A pack of tashtaris consists of a dominant mating pair, their offspring, and close relatives. Juvenile tashtaris leave the pack soon after reaching maturity to seek mates from unrelated groups and found new packs.
Tashtaris are nocturnal. During the day, they use the flexible claws on their trio of multijointed legs to scramble to the sunlit tops of tall trees in their habitat. They spend much of the day basking, with their photoreceptive filaments raised to maximize sunlight absorption. This basking behavior, more common in cold-blooded creatures, offsets the tremendous caloric demands of the tashtari’s muzzle laser. Instead of using bioluminescence, the tashtari stores solar energy gathered by its filaments in a photoenergetic node at its throat. When attacking, the tashtari uses a flexible focusing membrane to concentrate energy into a coherent, deadly beam.
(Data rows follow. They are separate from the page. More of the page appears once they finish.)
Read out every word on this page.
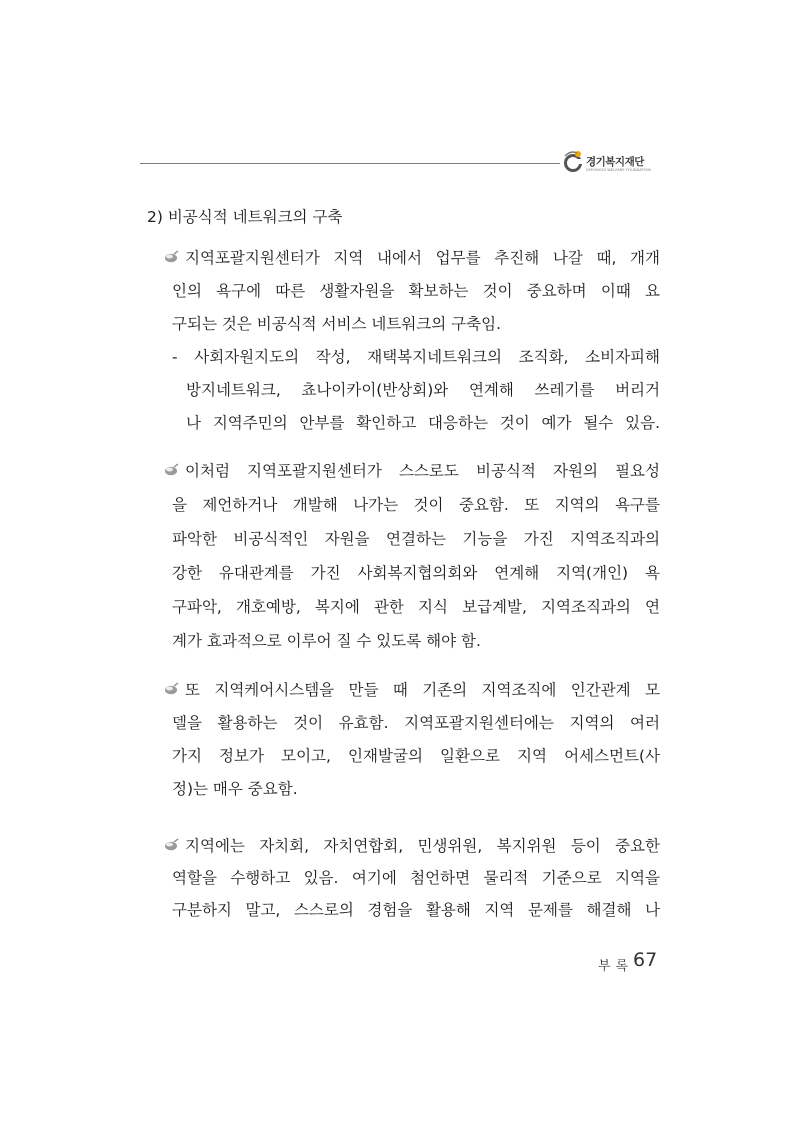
경기복지재단
GYEONGGI WELFARE FOUNDATION
2) 비공식적 네트워크의 구축
지역포괄지원센터가 지역 내에서 업무를 추진해 나갈 때, 개개
인의 욕구에 따른 생활자원을 확보하는 것이 중요하며 이때 요
구되는 것은 비공식적 서비스 네트워크의 구축임.
- 사회자원지도의 작성, 재택복지네트워크의 조직화, 소비자피해
방지네트워크, 쵸나이카이(반상회)와 연계해 쓰레기를 버리거
나 지역주민의 안부를 확인하고 대응하는 것이 예가 될수 있음.
이처럼 지역포괄지원센터가 스스로도 비공식적 자원의 필요성
을 제언하거나 개발해 나가는 것이 중요함. 또 지역의 욕구를
파악한 비공식적인 자원을 연결하는 기능을 가진 지역조직과의
강한 유대관계를 가진 사회복지협의회와 연계해 지역(개인) 욕
구파악, 개호예방, 복지에 관한 지식 보급계발, 지역조직과의 연
계가 효과적으로 이루어 질 수 있도록 해야 함.
또 지역케어시스템을 만들 때 기존의 지역조직에 인간관계 모
델을 활용하는 것이 유효함. 지역포괄지원센터에는 지역의 여러
가지 정보가 모이고, 인재발굴의 일환으로 지역 어세스먼트(사
정)는 매우 중요함.
지역에는 자치회, 자치연합회, 민생위원, 복지위원 등이 중요한
역할을 수행하고 있음. 여기에 첨언하면 물리적 기준으로 지역을
구분하지 말고, 스스로의 경험을 활용해 지역 문제를 해결해 나
부록 67
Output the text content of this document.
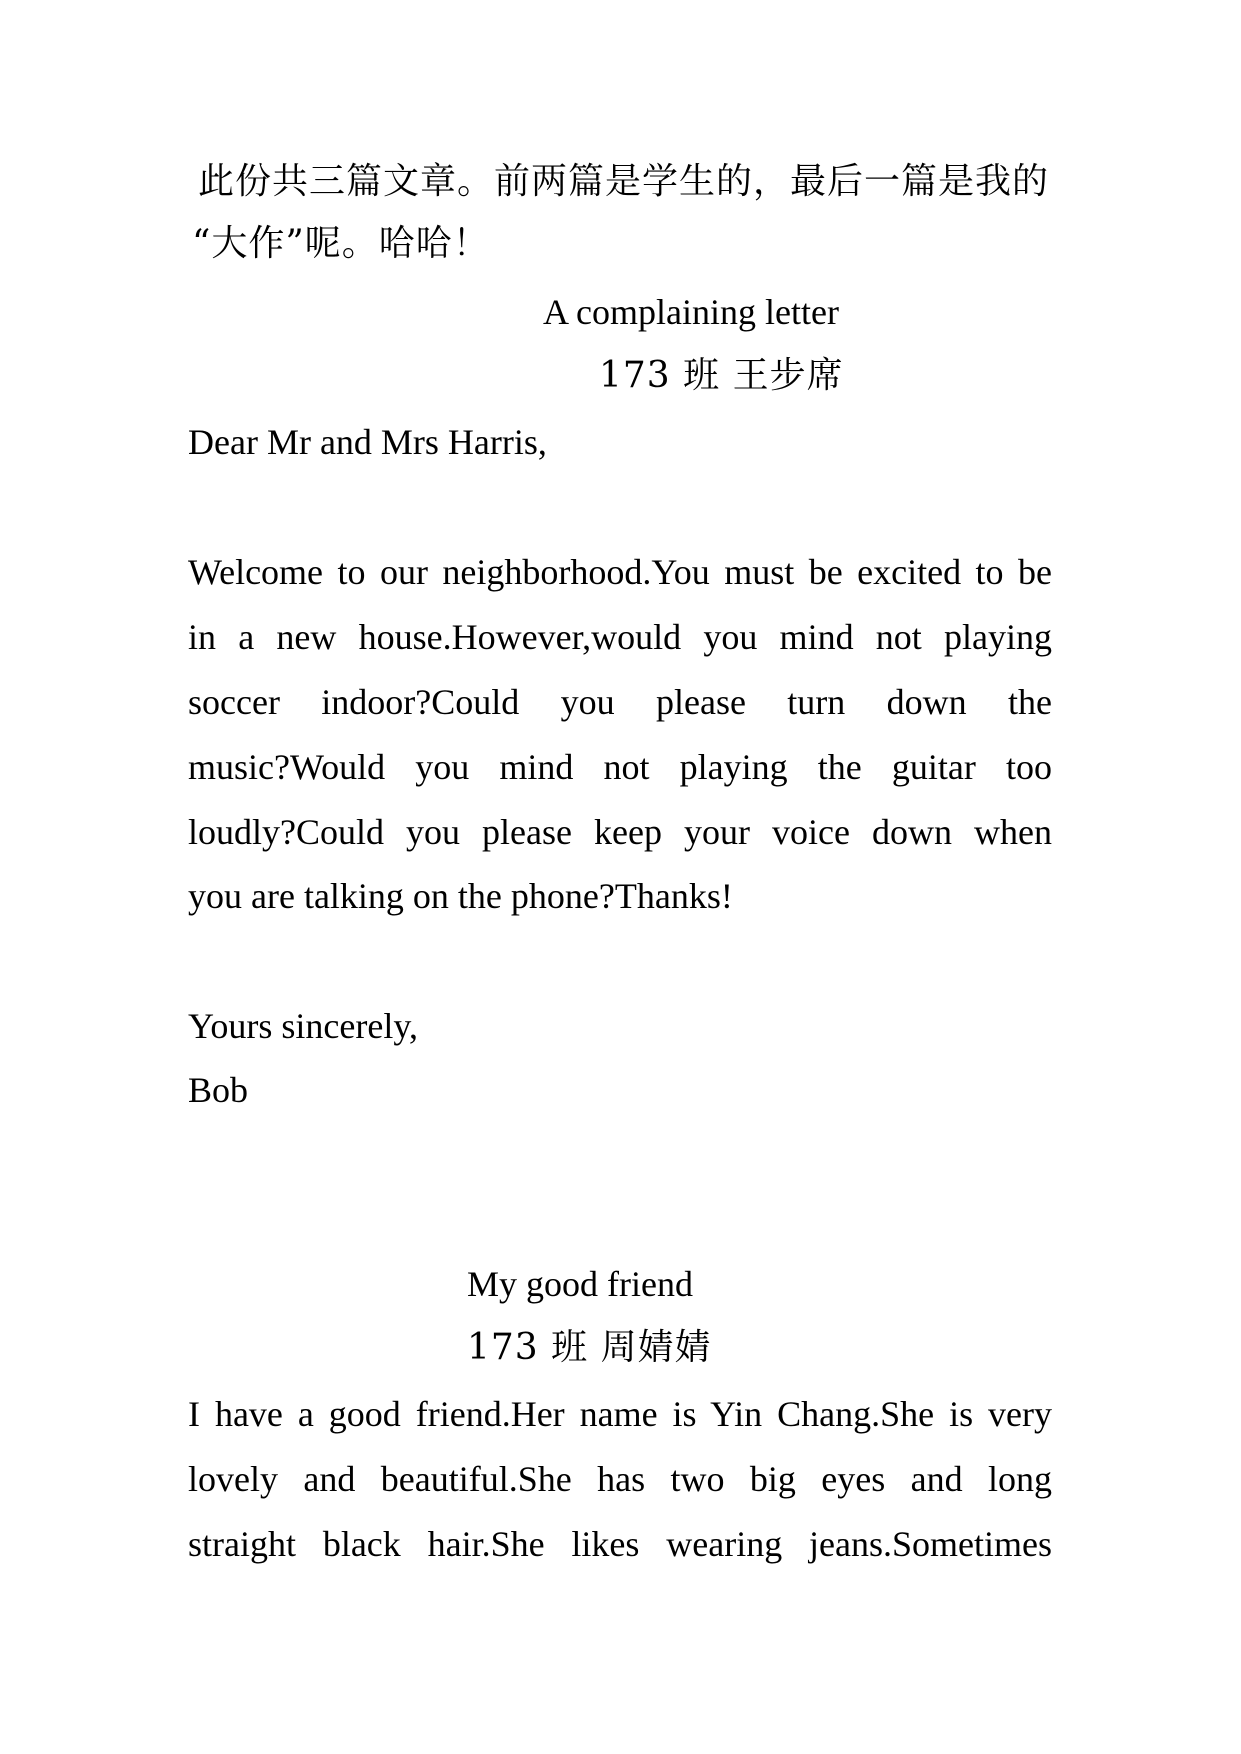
此份共三篇文章。前两篇是学生的，最后一篇是我的
“大作”呢。哈哈！
A complaining letter
173 班 王步席
Dear Mr and Mrs Harris,
Welcome to our neighborhood.You must be excited to be
in a new house.However,would you mind not playing
soccer indoor?Could you please turn down the
music?Would you mind not playing the guitar too
loudly?Could you please keep your voice down when
you are talking on the phone?Thanks!
Yours sincerely,
Bob
My good friend
173 班 周婧婧
I have a good friend.Her name is Yin Chang.She is very
lovely and beautiful.She has two big eyes and long
straight black hair.She likes wearing jeans.Sometimes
Sentient species often refer to these beasts as tashtaris, but offworlders have nicknamed the creatures “laser wolves,” based on their hunting behavior and unique physiology. Attempts to domesticate tashtaris have spread the creatures to far-flung parts of the galaxy, but trainers must closely monitor the creatures’ intake of solar radiation.
Tashtaris transplanted to systems with stronger solar output can become dangerously aggressive.